Capítulo 17

AFECTOS

 

Ayer fuimos a verte a la residencia. Tu madre ha decidido dejarte el pelo algo más largo y ha crecido con esos dos remolinos que tienes desde siempre. «Estás guapo, pareces mayor, estás muy guapo».

Cuando te acercaron en tu silla por el pasillo y te dejaron delante de nosotros, no reaccionaste. Nos mirabas, te mirabas la mano, mirabas a tu alrededor pero nuestra presencia, durante unos segundos muy largos, no te provocó ninguna reacción. Hasta que de pronto se rompió la barrera y tiraste de nosotros hacia ti. Me resulta muy difícil ser objetivo, pero era como si tu cerebro —otra vez el «como si»— hubiera estado procesando nuestra imagen, buscando en su archivo incomprensible ese hipervínculo que te diera información sobre nosotros. De pronto se paró la búsqueda y en la pantalla de tu instinto debió de aparecer la contraseña que nos abría tu corazón: «Aceptados, son tuyos». Y entonces sí, entonces fue el abrazo, la risa, buscar el acomodo de tu cuerpo entre los nuestros.

Con qué fe, tan hermosa como absurda, te hablamos todo el tiempo. Te contábamos la vida, cómo crecían tus sobrinos, lo bien que te quedaba ese pelo largo, «pero que te lo peinen hacia un lado», y que cada día estabas más grande y más fuerte y que «venga, Cris, eso no vale, no te tumbes en el sofá, sentado así mejor, entre los dos».

Y poco a poco volvías a tu normalidad que es esa ausencia confortable de cuanto te rodea, volvías a tus hábitos, a tus gestos, a tu mundo en los que nosotros éramos, o parecíamos, una pieza más del decorado, alguien ajeno a ti. Y es entonces cuando piensas si todo ese proceso que antes te he descrito, esa búsqueda lenta en algún rincón de tu cerebro que te diera las claves de nosotros, que te dijera que sí, que éramos tuyos y que tú eras también un poco nuestro, pierde todo el sentido.

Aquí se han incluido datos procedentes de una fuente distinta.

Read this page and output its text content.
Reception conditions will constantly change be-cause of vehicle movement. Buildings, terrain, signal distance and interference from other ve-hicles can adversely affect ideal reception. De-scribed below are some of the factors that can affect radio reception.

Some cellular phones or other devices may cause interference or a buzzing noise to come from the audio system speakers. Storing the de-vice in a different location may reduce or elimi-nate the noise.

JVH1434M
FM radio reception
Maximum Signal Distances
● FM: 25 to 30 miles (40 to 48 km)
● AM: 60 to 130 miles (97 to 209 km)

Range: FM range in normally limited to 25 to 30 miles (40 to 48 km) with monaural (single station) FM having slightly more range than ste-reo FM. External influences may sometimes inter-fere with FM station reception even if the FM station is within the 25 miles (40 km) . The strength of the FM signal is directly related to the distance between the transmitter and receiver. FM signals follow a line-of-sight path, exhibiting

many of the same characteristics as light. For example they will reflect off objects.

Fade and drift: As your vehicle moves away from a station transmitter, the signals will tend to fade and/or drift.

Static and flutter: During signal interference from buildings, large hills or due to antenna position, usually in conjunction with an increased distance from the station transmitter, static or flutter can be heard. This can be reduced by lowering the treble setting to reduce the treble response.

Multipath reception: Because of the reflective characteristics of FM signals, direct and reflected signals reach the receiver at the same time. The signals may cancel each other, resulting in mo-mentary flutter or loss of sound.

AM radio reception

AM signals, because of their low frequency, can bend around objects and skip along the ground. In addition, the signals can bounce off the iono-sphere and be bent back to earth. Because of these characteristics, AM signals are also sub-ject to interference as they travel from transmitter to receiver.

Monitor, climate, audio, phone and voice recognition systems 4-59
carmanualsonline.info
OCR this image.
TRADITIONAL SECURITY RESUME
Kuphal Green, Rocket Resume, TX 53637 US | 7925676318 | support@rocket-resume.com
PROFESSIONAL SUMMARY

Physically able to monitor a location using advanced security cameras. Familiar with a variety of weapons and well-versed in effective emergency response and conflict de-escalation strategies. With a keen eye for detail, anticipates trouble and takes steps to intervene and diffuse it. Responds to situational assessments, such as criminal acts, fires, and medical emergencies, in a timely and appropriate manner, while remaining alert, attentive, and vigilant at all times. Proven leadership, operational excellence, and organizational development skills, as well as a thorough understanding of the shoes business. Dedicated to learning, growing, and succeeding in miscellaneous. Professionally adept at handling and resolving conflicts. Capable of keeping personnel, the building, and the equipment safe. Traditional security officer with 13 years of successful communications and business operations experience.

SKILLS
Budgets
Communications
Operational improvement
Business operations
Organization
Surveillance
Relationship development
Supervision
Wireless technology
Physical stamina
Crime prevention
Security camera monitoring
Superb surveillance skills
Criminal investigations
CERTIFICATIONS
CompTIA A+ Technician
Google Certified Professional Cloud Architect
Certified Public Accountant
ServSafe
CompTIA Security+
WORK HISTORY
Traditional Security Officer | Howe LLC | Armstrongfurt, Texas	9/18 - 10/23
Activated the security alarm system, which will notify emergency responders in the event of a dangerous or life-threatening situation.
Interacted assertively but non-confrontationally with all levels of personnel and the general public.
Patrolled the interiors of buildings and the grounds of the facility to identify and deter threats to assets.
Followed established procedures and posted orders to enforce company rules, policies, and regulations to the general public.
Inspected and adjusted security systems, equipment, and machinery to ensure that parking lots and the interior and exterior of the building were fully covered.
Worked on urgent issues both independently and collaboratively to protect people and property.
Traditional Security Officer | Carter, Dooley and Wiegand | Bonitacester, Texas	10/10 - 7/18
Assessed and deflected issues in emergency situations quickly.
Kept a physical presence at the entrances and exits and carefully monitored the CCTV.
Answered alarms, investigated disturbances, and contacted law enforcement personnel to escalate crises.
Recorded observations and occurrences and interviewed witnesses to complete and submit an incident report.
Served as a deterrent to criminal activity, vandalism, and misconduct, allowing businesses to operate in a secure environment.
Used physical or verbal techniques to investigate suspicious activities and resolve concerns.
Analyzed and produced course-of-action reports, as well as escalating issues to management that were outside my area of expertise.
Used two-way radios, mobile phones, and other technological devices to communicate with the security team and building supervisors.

Ni sé por qué nos sonreíste ni sé por qué de pronto se cierran las puertas de tus afectos tan de golpe, tan implacablemente.

«Ya te has cansado… pues nada, mañana volveremos», nos decimos, más que te decimos, para engañarnos con ese dulce eufemismo con el que razonamos el agotamiento de tu atención, el final repentino de tu risa y tus abrazos.

Te sentamos en tu silla nueva, te vino a buscar la auxiliar y te llenamos de besos pero con la conciencia cierta de que ya no traspasábamos la frontera de lo físico. Te alejabas por el pasillo con la misma tranquilidad que te acercaron, sin volver la cabeza, sin echarnos de menos.

Nada.

Y esa nada, ya ves, a mí me reconforta y me desgarra a un tiempo. No es sencillo explicar cómo se puede añorar lo que para otros es un drama, pero con qué pasión gozosa esperaría una mirada tuya culpándome por ese abandono, por dejarte allí sin mí, sin nosotros. Pero tú te alejas sin reproches y es muy posible que ya ni existamos en tu memoria.

Una vez más, me digo que así es mejor porque no sufres, aunque realmente ignoro lo que sientes.